Two mortars opened up nearly simultaneously, the livid flash and hoarse bellow catching him off-balance. Others quickly joined in, gun-flash leaping up and down the line in a continuous roar.
In perfect parabolas red lines traced across the sky, the smouldering fuses of mortar shells, to descend somewhere in the interior of the quiet city with their lethal detonations. Other lines criss-crossed them: howitzers firing carcass shells to set buildings ablaze and still more with explosives to bring ruin and devastation.
Grouped together, stands of war rockets burst into action – an immense bright flare and roar, then a release to vanish instantly into the heavens in a vast arc up and away, trailing flame, then descending like a vengeful bolt from the gods. Another, and another, still more, stunning the senses.

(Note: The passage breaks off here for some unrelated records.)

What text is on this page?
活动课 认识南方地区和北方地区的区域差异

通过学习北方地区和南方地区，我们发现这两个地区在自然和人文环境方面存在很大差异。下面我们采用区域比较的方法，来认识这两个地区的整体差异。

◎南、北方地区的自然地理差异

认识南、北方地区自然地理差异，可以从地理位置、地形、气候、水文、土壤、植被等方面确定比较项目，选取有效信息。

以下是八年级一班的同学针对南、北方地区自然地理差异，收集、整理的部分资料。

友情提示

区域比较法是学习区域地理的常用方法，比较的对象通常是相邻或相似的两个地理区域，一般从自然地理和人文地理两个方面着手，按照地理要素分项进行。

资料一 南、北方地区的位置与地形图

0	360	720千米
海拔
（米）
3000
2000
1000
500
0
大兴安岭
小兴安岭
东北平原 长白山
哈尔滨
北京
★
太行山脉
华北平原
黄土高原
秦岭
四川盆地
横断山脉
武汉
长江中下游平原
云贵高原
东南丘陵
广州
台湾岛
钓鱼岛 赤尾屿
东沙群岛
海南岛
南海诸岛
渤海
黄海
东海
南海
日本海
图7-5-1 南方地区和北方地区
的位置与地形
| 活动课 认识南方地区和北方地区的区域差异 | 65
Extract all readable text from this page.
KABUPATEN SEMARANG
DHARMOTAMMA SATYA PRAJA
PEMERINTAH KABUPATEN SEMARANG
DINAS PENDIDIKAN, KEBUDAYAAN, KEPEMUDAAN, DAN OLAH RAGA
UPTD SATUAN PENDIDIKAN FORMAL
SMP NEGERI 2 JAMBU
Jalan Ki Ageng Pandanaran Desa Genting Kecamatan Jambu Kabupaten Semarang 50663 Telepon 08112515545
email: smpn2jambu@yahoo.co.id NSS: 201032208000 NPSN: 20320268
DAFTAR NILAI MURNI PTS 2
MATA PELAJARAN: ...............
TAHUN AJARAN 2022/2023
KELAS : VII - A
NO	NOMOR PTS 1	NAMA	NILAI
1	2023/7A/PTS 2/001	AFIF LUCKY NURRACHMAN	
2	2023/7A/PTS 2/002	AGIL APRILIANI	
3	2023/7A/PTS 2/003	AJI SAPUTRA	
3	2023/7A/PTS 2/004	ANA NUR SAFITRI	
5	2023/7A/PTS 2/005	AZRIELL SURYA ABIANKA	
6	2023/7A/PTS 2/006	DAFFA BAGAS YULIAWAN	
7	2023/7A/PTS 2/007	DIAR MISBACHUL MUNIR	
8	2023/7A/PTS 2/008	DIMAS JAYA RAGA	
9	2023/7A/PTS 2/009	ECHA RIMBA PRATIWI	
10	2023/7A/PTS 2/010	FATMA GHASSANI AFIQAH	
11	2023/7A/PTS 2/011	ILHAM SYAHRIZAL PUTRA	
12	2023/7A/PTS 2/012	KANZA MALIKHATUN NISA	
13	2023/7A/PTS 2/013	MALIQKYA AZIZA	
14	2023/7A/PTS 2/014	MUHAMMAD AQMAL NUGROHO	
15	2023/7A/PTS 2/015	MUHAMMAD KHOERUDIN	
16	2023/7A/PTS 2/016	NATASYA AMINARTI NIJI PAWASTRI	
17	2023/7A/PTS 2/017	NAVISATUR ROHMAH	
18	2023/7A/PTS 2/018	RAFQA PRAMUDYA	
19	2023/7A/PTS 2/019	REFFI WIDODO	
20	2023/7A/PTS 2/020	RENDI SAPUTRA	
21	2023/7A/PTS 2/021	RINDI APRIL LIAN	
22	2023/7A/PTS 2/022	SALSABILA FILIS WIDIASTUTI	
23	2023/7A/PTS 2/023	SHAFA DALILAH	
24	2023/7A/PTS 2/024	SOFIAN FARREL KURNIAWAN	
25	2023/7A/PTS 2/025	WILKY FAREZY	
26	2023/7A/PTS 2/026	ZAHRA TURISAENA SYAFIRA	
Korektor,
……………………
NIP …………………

Maynard stood rigid as the pungent stink of burned powder wafted by him. He tried to control his thoughts. What must this be doing to a city full of people?
Chapter 94
Svane Reden, Copenhagen
All day the guns had remained silent in a fretful peace that lay ominously over the city. Frue Rosen came back to tell them excitedly that an important message had been sent to British Headquarters. Renzi’s heart lifted. Were the Danes going to bow at last to the inevitable?
The quiet lasted into the evening, and as the night drew in, he allowed himself a flicker of hope that reason had at last asserted itself.
As soon as it was fully dark he and Cecilia accompanied Hetty to the roof garden where they could take the open air without fear of discovery. All of Copenhagen was spread out before them.
Moonless, with cloud obscuring the stars, it was suitably sepulchral for any apocalypse that threatened, Renzi reflected.
Cecilia held his arm tightly, in thrall to the same baleful mood. Only the snip-snip of Hetty’s scissors and the whisper of night zephyrs disturbed them on their rooftop eyrie.
‘Nicholas – fireworks!’ Cecilia pointed to a rocket that had soared up and across, to explode with a dull thud in full view of where they stood. ‘Does this mean celebrations are starting?’
Renzi felt a lurch of premonition. It had been a signal rocket and it had come from the outer darkness of the British lines. In the next minutes the dogs of war would be unleashed – there was going to be-
As one, the guns opened up. Livid flashes played all along the lines, the menacing rumble and thunder of massed artillery unmistakable in its angry spite. From beyond the ramparts scores of guns joined in, until the entire periphery was alive with gun-flash.
It was a bombardment, but on a scale he’d never conceived. The air was filled with criss-crossing dull red lines tracing through the sky. He knew what it meant for he’d been present at Granville those years ago when mortars had been used against invasion barges. But that had been only two from bomb vessels. Here there were uncountable numbers hurling in an avalanche of death and destruction.